Rehúso consumir o comprar en restaurantes o tiendas con precios dolarizados porque mis córdobas reciben tres impactos: la utilidad del comerciante; el cambio dólar a córdoba y la pérdida de adquisición. En las tiendas me impongo la vieja regla del sabio comprador: que el objeto me guste, que tenga para pagarlo y que lo necesite. Si una de estas objeciones es válida, no compro.
El comercio está desesperado porque llegue la Navidad, y el Gobierno ha aceptado entregar los decimotercer mes en noviembre. Cada año más temprano. Dos instituciones regalan un decimocuarto mes: el Banco Central y el INSS. El dinero del INSS es de los asegurados y ni el Gobierno ni el INSS tienen derecho a regalar lo que no es suyo. Si el Gobierno fuera solidario daría ese decimocuarto mes a los ancianos jubilados y no al duplicado y ocioso personal del INSS.
El empleado más importante de una transnacional dijo en una entrevista dominical reciente, que —en Nicaragua— vivimos en “amor y paz”, texto que envié a la hoguera. En estas declaraciones, está fotografiada la complicidad del empresariado con la dictadura.

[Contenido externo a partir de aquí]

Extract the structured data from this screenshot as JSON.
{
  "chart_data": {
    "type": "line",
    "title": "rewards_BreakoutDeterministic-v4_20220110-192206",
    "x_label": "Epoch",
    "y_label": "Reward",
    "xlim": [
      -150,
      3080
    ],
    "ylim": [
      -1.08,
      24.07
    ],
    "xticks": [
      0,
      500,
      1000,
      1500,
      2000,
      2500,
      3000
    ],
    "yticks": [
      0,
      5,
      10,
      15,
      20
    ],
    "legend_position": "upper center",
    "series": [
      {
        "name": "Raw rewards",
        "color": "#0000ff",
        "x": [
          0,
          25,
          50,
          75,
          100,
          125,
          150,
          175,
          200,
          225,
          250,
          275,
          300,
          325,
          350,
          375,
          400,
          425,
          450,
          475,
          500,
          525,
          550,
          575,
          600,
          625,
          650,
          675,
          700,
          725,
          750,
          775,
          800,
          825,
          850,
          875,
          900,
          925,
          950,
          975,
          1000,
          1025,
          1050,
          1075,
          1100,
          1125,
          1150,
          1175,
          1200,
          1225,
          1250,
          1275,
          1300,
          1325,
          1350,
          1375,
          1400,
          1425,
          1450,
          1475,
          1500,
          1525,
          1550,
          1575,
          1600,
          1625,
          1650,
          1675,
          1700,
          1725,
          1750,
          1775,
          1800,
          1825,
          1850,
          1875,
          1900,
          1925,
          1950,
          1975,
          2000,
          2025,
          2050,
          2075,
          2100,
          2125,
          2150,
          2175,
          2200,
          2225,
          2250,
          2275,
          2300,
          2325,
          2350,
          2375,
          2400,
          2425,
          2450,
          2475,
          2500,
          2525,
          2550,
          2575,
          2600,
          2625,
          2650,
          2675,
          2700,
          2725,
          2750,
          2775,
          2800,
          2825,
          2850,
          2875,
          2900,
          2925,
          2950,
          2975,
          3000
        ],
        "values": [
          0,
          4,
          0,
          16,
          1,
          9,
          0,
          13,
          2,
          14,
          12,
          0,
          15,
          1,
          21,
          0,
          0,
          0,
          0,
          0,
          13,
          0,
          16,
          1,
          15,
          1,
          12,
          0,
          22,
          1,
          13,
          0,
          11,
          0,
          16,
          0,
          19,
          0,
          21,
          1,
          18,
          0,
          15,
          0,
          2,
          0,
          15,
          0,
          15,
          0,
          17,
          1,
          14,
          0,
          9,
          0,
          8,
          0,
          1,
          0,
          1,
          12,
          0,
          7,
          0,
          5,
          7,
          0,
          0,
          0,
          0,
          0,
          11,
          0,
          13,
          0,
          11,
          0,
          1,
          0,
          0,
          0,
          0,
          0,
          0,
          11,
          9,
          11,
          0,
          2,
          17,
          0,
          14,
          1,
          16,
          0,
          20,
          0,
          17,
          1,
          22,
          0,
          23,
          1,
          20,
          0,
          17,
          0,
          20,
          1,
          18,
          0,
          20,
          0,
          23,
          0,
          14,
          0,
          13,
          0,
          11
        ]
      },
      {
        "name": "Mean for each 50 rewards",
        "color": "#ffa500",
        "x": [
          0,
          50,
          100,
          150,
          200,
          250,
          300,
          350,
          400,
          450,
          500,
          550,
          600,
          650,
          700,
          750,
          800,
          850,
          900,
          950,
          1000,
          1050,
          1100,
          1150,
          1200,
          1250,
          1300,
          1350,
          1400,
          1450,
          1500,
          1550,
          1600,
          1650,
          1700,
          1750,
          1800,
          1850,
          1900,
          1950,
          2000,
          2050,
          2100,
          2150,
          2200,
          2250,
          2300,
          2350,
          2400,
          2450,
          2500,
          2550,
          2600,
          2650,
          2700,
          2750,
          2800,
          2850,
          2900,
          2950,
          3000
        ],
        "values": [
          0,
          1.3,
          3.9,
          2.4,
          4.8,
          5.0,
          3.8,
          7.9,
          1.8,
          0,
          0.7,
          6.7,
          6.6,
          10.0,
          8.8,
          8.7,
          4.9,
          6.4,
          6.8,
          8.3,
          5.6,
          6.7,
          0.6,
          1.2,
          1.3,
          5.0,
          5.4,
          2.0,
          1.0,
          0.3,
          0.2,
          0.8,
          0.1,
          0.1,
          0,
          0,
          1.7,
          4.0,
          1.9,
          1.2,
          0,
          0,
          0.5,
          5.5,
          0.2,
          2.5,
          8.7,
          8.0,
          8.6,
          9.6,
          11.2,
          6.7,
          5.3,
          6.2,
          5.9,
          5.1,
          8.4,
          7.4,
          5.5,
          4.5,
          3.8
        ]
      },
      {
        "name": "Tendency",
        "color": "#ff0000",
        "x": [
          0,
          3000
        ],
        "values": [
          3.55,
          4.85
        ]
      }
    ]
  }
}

Aldous Huxley, moderno filósofo, escribió en su libro Visita a un Mundo Feliz que “la democracia difícilmente podrá avanzar en sociedades donde el poder político está centralizado. En este estado, la clase media está en desventaja, más aún, cuando la centralización de este poder es cómplice del empresariado. Cuando al empresariado no le importa que el poder esté centralizado en un individuo, la democracia y la clase media nunca prosperarán”. Añade Huxley: “Entonces se establece el consumismo sin freno, que es una secuela de la producción del empresariado, en abierta complacencia con el poder”.
De ahí la simbiosis actual —empresariado-dictadura—, la dictadura versión uno de los 80 lesionó, atacó, confiscó y despojó de bienes al empresariado y a un sector del pueblo, dejando al país en ruinas y una deuda pública, para que los culpables de la versión uno vivan en mansiones robadas.
La dictadura versión dos —2007 en adelante— es distinta. Complicidad, complacencia, tolerancia y silencio entre el poder y el empresariado. Aunque el reelecto nueve veces presidente de Cosep quiera justificar “el papel del sector privado”, en palabras que agradan a los socios de la dictadura, sus afirmaciones y sobrios gestos quedan con el sabor de un chiste mal contado.
El gran capital controla la pequeña y mediana empresa, llamada mipyme impidiendo que este sector compita, más allá de ciertos volúmenes. El pastel es solo para el gran capital. En una cena de viejos amigos, un empresario me confesó que “ahora él vota por Ortega” porque les garantiza paz y buen clima de negocios. La institucionalidad, la descentralización, la independencia de poderes, dijo, es pura politiquería.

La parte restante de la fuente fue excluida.